Combatting the spread of COVID-19 in Australia

10 January 2022

Australia needs to adopt a vaccine-plus strategy to combat the rapid spread of COVID-19, says C Raina MacIntyre, Professor of Global Biosecurity, at Sydney’s UNSW, writing for The Conversation.

Among other things, this includes expanding PCR testing capacity, making rapid antigen test kits freely available to everyone, ditto high quality face masks, and stepping up the vaccine booster program.

If there’s no change in policy, there will be a higher, faster peak that far exceeds available health care, which may then force a lockdown. If people who need simple measures like oxygen cannot get a hospital bed, the death rate will start rising. The other option is to use “vaccines-plus” to flatten the curve and ease the load on society and the health system.

The perception the Omicron strain of COVID-19 is mild — thinking that possibly resulted in Australian federal and state government leaving the virus to spread — while sounding comforting, is not necessarily the case, says MacIntyre:

The Omicron wave has made health systems buckle in most states, with NSW worst affected currently. Delta was twice as severe as previous variants, so if Omicron is 20-45% less severe than Delta, that’s still no laughing matter with low booster rates.
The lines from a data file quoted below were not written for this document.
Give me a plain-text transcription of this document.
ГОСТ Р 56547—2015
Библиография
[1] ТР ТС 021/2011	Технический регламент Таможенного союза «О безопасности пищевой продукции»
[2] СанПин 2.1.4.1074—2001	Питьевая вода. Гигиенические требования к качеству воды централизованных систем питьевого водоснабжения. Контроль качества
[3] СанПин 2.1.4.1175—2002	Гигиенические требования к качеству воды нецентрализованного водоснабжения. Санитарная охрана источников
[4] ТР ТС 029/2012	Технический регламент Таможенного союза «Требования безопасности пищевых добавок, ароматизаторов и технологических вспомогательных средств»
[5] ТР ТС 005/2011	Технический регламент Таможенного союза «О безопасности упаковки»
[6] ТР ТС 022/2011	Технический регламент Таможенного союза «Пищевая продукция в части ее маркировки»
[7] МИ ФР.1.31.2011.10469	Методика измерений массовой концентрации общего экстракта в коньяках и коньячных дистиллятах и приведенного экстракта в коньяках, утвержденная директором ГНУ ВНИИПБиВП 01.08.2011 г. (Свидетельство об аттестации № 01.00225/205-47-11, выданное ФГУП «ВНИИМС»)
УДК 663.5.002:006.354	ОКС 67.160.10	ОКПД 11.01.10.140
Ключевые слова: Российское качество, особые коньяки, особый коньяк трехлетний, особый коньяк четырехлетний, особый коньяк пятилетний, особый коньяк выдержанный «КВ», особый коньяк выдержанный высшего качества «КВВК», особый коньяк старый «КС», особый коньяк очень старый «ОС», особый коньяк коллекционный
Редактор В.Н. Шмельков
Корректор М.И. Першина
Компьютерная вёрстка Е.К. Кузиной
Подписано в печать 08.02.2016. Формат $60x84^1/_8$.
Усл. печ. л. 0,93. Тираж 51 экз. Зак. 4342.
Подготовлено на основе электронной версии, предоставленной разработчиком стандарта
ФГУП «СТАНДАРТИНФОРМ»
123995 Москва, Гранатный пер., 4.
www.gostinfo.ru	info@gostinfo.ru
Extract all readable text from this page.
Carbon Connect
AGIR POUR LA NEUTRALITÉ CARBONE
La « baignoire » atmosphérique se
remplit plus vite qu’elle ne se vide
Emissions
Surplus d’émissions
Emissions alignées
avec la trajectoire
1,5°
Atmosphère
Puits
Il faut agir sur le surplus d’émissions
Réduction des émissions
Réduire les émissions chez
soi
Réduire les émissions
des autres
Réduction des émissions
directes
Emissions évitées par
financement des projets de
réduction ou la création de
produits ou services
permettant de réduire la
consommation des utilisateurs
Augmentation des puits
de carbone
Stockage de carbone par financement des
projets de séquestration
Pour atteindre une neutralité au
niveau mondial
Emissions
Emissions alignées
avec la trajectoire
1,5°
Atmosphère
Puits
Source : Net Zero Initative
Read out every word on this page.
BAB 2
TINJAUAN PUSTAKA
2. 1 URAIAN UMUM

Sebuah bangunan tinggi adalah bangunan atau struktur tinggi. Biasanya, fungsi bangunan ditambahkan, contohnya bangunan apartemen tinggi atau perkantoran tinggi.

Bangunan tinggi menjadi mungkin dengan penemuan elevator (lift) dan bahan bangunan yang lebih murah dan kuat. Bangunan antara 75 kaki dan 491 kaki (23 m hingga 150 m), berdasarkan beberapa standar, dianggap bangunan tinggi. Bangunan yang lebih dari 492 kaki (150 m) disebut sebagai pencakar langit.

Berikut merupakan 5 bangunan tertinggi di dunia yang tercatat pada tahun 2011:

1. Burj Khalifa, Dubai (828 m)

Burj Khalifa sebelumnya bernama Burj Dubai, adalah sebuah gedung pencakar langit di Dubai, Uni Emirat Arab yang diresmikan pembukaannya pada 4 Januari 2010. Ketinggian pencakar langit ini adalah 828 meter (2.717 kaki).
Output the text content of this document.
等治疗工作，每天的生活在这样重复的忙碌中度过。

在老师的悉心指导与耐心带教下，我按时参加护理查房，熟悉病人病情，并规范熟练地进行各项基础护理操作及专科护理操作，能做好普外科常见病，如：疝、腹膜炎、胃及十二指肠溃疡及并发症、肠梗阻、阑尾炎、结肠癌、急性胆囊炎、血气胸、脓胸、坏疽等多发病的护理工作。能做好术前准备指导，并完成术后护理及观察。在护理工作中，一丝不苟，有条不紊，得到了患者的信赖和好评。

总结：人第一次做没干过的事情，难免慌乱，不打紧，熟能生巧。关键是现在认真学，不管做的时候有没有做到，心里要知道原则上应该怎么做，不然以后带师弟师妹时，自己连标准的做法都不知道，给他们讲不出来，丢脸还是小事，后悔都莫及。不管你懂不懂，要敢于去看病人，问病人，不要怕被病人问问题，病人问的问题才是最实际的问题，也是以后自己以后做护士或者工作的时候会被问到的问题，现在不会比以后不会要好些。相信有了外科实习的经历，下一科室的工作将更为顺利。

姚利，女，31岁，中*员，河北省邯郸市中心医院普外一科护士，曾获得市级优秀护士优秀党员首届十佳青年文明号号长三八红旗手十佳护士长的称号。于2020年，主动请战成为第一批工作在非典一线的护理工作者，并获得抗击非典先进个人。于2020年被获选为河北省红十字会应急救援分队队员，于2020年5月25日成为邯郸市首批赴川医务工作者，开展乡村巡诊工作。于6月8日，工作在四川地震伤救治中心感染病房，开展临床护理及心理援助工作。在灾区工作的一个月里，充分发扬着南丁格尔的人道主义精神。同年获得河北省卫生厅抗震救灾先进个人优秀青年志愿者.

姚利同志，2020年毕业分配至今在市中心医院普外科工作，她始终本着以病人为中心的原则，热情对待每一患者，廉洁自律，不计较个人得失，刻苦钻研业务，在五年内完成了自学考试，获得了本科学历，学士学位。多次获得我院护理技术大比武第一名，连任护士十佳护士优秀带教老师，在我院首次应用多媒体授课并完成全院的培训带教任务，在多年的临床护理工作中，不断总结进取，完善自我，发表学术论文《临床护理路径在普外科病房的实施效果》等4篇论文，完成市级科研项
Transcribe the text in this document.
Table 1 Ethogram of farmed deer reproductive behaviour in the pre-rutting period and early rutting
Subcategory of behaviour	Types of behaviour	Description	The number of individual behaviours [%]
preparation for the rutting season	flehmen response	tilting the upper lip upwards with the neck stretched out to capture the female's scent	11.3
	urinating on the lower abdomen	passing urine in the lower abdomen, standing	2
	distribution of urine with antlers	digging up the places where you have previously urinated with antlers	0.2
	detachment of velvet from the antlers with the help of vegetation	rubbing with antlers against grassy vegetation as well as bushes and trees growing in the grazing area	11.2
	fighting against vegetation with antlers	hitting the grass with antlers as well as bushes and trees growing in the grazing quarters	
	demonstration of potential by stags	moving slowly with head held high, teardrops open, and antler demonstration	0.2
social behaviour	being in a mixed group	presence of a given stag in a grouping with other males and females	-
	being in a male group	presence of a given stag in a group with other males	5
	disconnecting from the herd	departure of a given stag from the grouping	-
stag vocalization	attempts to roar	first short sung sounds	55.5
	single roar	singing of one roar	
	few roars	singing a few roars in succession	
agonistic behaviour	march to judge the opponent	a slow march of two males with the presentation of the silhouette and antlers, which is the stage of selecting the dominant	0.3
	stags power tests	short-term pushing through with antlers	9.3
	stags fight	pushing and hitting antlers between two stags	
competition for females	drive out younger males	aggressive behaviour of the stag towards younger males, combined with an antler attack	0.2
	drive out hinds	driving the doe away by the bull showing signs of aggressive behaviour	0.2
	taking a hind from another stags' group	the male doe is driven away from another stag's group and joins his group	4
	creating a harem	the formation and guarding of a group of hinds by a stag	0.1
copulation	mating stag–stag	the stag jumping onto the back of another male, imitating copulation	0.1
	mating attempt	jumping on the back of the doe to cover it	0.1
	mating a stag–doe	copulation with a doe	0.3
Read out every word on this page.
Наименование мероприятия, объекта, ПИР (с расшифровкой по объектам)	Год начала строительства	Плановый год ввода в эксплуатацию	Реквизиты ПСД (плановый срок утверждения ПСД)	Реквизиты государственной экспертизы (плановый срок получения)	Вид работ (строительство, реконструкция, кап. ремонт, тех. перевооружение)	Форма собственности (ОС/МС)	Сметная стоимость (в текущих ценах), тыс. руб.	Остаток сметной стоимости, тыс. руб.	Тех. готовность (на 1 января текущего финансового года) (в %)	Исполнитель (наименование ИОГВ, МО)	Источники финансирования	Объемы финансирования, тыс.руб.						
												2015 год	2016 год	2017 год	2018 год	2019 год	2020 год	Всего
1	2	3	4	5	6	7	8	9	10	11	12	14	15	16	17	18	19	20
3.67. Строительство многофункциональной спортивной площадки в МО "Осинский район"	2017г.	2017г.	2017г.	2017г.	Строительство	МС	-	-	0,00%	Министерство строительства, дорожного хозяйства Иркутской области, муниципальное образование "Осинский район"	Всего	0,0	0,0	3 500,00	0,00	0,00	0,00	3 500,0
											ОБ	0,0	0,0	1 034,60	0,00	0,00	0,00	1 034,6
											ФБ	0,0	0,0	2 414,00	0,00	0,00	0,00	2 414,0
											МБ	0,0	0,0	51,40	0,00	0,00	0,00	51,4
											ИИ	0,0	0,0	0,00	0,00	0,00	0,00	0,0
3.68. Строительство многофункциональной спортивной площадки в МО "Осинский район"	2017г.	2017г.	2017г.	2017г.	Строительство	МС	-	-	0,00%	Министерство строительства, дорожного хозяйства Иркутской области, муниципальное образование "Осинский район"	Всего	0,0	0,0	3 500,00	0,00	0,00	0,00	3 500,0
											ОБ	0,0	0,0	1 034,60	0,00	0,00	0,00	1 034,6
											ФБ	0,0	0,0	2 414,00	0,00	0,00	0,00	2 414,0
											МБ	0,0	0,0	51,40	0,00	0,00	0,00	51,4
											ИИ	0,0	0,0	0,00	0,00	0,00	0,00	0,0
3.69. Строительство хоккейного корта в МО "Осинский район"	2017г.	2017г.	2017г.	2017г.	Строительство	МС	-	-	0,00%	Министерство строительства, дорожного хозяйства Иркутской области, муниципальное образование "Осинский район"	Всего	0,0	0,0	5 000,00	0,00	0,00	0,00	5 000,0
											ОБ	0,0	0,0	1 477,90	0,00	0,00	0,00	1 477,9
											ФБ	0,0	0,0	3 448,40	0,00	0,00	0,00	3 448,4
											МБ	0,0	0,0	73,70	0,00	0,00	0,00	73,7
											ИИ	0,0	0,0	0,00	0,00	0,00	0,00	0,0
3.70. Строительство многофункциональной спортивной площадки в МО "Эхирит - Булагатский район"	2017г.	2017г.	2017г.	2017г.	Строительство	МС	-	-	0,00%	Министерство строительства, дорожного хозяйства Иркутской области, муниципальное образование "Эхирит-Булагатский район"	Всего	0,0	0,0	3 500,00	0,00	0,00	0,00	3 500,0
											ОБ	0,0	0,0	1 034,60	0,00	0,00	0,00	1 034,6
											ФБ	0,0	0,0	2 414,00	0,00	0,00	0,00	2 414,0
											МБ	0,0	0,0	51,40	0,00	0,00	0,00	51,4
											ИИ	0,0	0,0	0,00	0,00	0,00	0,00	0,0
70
It’s food for thought, considering the long term effects of the virus are yet to be understood. It sounds like prevention is easier than cure, but prevention is not easy.

It’s worth doing everything we can to prevent COVID and the long term burden of illness it may cause. In addition to long COVID, SARS-CoV-2 lingers in the heart, brain and many other organs long after the acute infection, and we don’t know the long term impacts of this.